In the Eastern Woodland areas, Native people depended on three staples, corn, beans, and squash. These food items were so important that they were called “The Three Sisters.”
The Three Sisters were mixed together to make a vegetable dish called succotash that is still popular today.
The public is invited to join the museum staff to welcome the first corn of the summer 2022 season with flute music by Allan Madahbee (Ojibwe), drumming, dancing and children’s activities, curated by the Institute’s staff, and traditional stories told by a professional Native American storyteller.
Shoppers and collectors may browse Native American-inspired arts and crafts from a variety of vendors.
All the festivities are taking place in a park with a sheltered wooden pavilion, picnic tables and plenty of free parking.

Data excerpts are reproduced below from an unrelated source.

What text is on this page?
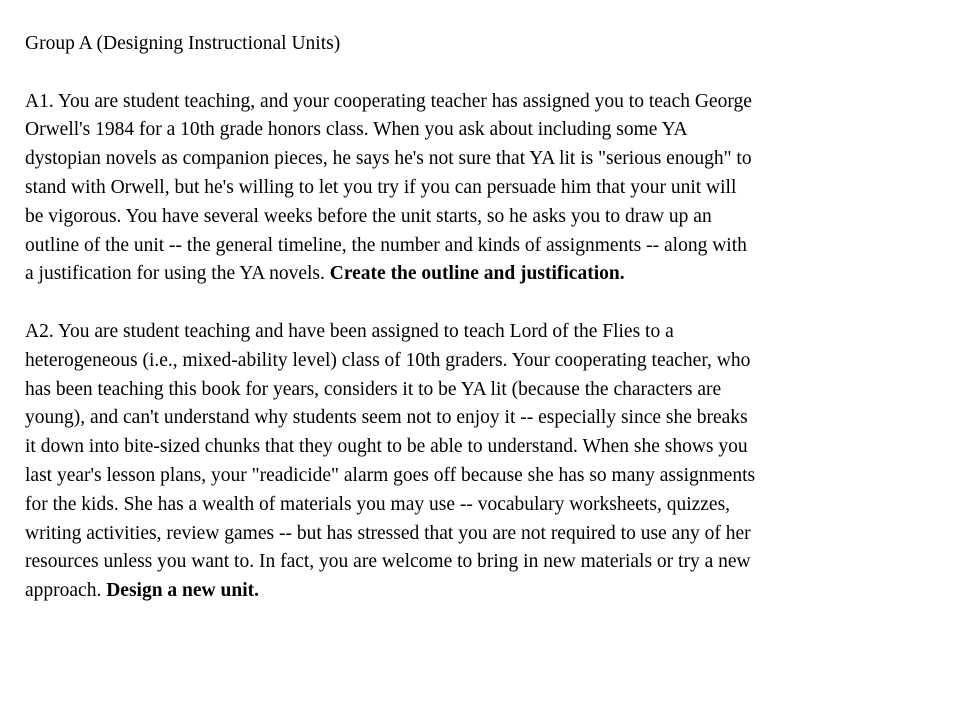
Group A (Designing Instructional Units)
A1. You are student teaching, and your cooperating teacher has assigned you to teach George
Orwell's 1984 for a 10th grade honors class. When you ask about including some YA
dystopian novels as companion pieces, he says he's not sure that YA lit is "serious enough" to
stand with Orwell, but he's willing to let you try if you can persuade him that your unit will
be vigorous. You have several weeks before the unit starts, so he asks you to draw up an
outline of the unit -- the general timeline, the number and kinds of assignments -- along with
a justification for using the YA novels. Create the outline and justification.
A2. You are student teaching and have been assigned to teach Lord of the Flies to a
heterogeneous (i.e., mixed-ability level) class of 10th graders. Your cooperating teacher, who
has been teaching this book for years, considers it to be YA lit (because the characters are
young), and can't understand why students seem not to enjoy it -- especially since she breaks
it down into bite-sized chunks that they ought to be able to understand. When she shows you
last year's lesson plans, your "readicide" alarm goes off because she has so many assignments
for the kids. She has a wealth of materials you may use -- vocabulary worksheets, quizzes,
writing activities, review games -- but has stressed that you are not required to use any of her
resources unless you want to. In fact, you are welcome to bring in new materials or try a new
approach. Design a new unit.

A highlight of the Green Corn Festival is the Native Nations Dance Troupe, led by Erin Meeches, from the Schaghticoke Tribal Nation.
Each dance performed has an uplifting and unique story or purpose.
Some use movements that imitate animals and others represent an aspect of cultural significance. The dances will be accompanied by the Quahog Bay Drum Group, led by Devin Wixon from the Mashpee Wampanoag Tribal Nation.
The dancing will take place at 1 and 3 p.m.
Authentic Native American cuisine and more will be availabe from Yapopup, the indigenous soul food truck by Pueblo Chef Ryan Rainbird Taylor (Ohkay Owingeh, New Mexico), who will be cooking up some of his favorite Native American traditional food.
Other vendors offer Colombian fusion food and more than 40 flavors of ice cream.
There is an admission fee. Preregistration is appreciated and may be had by clicking on the Green Corn Festival link at the IAIS website, www.iaismuseum.org.